With Ali, that means explaining the popularity of boxing as a sport, and it also requires, for example, exploring the reasons for his conscientious objection to being drafted to fight in the Vietnam War. And that requires a concise exposition of the Nation of Islam, what it meant to black America, and how white America feared it.
This is not just about defining religion or establishing its main players, but explaining the racial and social implications of the white sports establishment’s refusal to respect Ali’s name change from Cassius Clay. .
Burns has spent a career examining American history through the lens of race and racism in America, and Ali draws a line from the civil rights era to the present day. Our nation claims Ali as a hero now, but in his heyday the establishment couldn’t stand him.

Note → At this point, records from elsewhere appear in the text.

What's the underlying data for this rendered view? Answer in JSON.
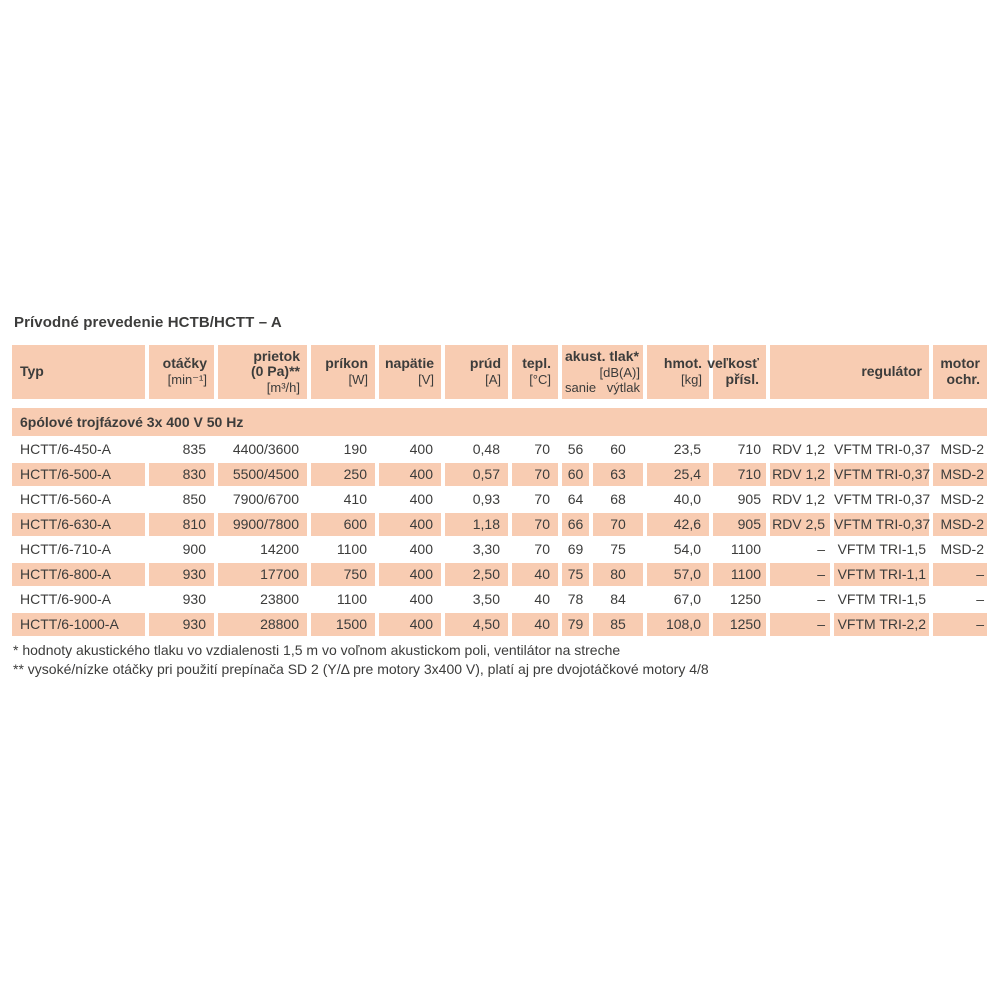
{
  "title": "Prívodné prevedenie HCTB/HCTT – A",
  "colors": {
    "salmon": "#f8ccb2",
    "text": "#3c3c3b"
  },
  "header": {
    "typ": {
      "label": "Typ"
    },
    "otacky": {
      "label": "otáčky",
      "unit": "[min⁻¹]"
    },
    "prietok": {
      "label": "prietok",
      "label2": "(0 Pa)**",
      "unit": "[m³/h]"
    },
    "prikon": {
      "label": "príkon",
      "unit": "[W]"
    },
    "napatie": {
      "label": "napätie",
      "unit": "[V]"
    },
    "prud": {
      "label": "prúd",
      "unit": "[A]"
    },
    "tepl": {
      "label": "tepl.",
      "unit": "[°C]"
    },
    "akust": {
      "label": "akust. tlak*",
      "unit": "[dB(A)]",
      "sub1": "sanie",
      "sub2": "výtlak"
    },
    "hmot": {
      "label": "hmot.",
      "unit": "[kg]"
    },
    "velkost": {
      "label": "veľkosť",
      "label2": "přísl."
    },
    "regulator": {
      "label": "regulátor"
    },
    "motor": {
      "label": "motor",
      "label2": "ochr."
    }
  },
  "section_header": "6pólové trojfázové 3x 400 V 50 Hz",
  "table": {
    "rows": [
      {
        "shaded": false,
        "cells": [
          "HCTT/6-450-A",
          "835",
          "4400/3600",
          "190",
          "400",
          "0,48",
          "70",
          "56",
          "60",
          "23,5",
          "710",
          "RDV 1,2",
          "VFTM TRI-0,37",
          "MSD-2"
        ]
      },
      {
        "shaded": true,
        "cells": [
          "HCTT/6-500-A",
          "830",
          "5500/4500",
          "250",
          "400",
          "0,57",
          "70",
          "60",
          "63",
          "25,4",
          "710",
          "RDV 1,2",
          "VFTM TRI-0,37",
          "MSD-2"
        ]
      },
      {
        "shaded": false,
        "cells": [
          "HCTT/6-560-A",
          "850",
          "7900/6700",
          "410",
          "400",
          "0,93",
          "70",
          "64",
          "68",
          "40,0",
          "905",
          "RDV 1,2",
          "VFTM TRI-0,37",
          "MSD-2"
        ]
      },
      {
        "shaded": true,
        "cells": [
          "HCTT/6-630-A",
          "810",
          "9900/7800",
          "600",
          "400",
          "1,18",
          "70",
          "66",
          "70",
          "42,6",
          "905",
          "RDV 2,5",
          "VFTM TRI-0,37",
          "MSD-2"
        ]
      },
      {
        "shaded": false,
        "cells": [
          "HCTT/6-710-A",
          "900",
          "14200",
          "1100",
          "400",
          "3,30",
          "70",
          "69",
          "75",
          "54,0",
          "1100",
          "–",
          "VFTM TRI-1,5",
          "MSD-2"
        ]
      },
      {
        "shaded": true,
        "cells": [
          "HCTT/6-800-A",
          "930",
          "17700",
          "750",
          "400",
          "2,50",
          "40",
          "75",
          "80",
          "57,0",
          "1100",
          "–",
          "VFTM TRI-1,1",
          "–"
        ]
      },
      {
        "shaded": false,
        "cells": [
          "HCTT/6-900-A",
          "930",
          "23800",
          "1100",
          "400",
          "3,50",
          "40",
          "78",
          "84",
          "67,0",
          "1250",
          "–",
          "VFTM TRI-1,5",
          "–"
        ]
      },
      {
        "shaded": true,
        "cells": [
          "HCTT/6-1000-A",
          "930",
          "28800",
          "1500",
          "400",
          "4,50",
          "40",
          "79",
          "85",
          "108,0",
          "1250",
          "–",
          "VFTM TRI-2,2",
          "–"
        ]
      }
    ]
  },
  "footnotes": [
    "* hodnoty akustického tlaku vo vzdialenosti 1,5 m vo voľnom akustickom poli, ventilátor na streche",
    "** vysoké/nízke otáčky pri použití prepínača SD 2 (Y/Δ pre motory 3x400 V), platí aj pre dvojotáčkové motory 4/8"
  ]
}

He posed as the champion of blacks all over the world. Unsurprisingly, the World Boxing Association stripped Ali of his heavyweight title after announcing his conversion to Islam, and the United States government threatened him with five years in prison. Meanwhile, as he has repeatedly pointed out, white conscientious objectors were sentenced to two years on average, even if they broke the law.
Ali’s insistence on being called by his new name becomes central to building the myth of Ali as elite athlete and one-symbol champion – hence the title of the second episode, “Round Two: What’s My Name? “
But “Muhammad Ali” hits harder in the long stretches where the filmmakers allow the fight sequences to unfold with the lightest editing, and sound amplification allowing us to hear Ali taunt his rivals and deliver his punches. It brings ferocity to life like nothing else.
Nowhere does this play out more powerfully than in “Round Three: The Rivalry,” a detailed analysis of the enduring enmity between Ali and Joe Frazier, the first boxer to beat him.
To have New Yorker editor David Remnick set the scene and retired fighter Michael Bentt explain where the fury of each punch comes from is staggering. Seeing grudge play out piecemeal helps audiences understand the difference between two men trying to win a match and enemies desperate to annihilate each other. You can almost feel the humidity and tension in the room.
Others, like Walter Mosley and Ali’s daughter Rasheda and her brother Rahman, give their personal take on the weight of Ali’s legacy and how it resonates in their lives and in the culture in general even now.
Burns’ obvious affection and esteem for the champion dominates all four segments, but that doesn’t stop pundits or filmmakers from pointing out the many times this widely respected civil rights icon has used demeaning racist tropes to promote. his skills and demoralize his opponents. , especially Frazier, who never gave up on their feud. Even that heroic “what’s my name?” bout included several instances of Ali calling his opponent Ernie Terrell an Uncle Tom.
Yet when his record and reputation were not at stake, Ali was known for his generosity. Rasheda Ali says her father gives money to strangers who ask for help to make them feel special.
“In Ali’s presence, you always felt that he cared about him,” says poet Nikki Giovanni. “That moment when he was with you, there was no one else in the world. And I’m not sure that’s true for a lot of people.”
Again, much of this territory has yet to be discovered. But “Muhammad Ali” demonstrates that in-depth examinations of a personal history can be as substantial as work that delves into specific parts of it. The best Ali documentaries are detailed and meticulously drawn.
This four-night trip does these things with a wider sweep, extreme care, and a mind that is not only fair and clear-headed, but in an undeniably loving way, especially when it comes to the declining health of the former champion in the years leading up to his death. in 2016. No matter what you know about Ali, the spell remains, as the title of the final “round” suggests. You will be happy to fall for it.
“Muhammad Ali” airs on four consecutive nights: Sunday to Wednesday September 19-22 at 8 p.m. on PBS.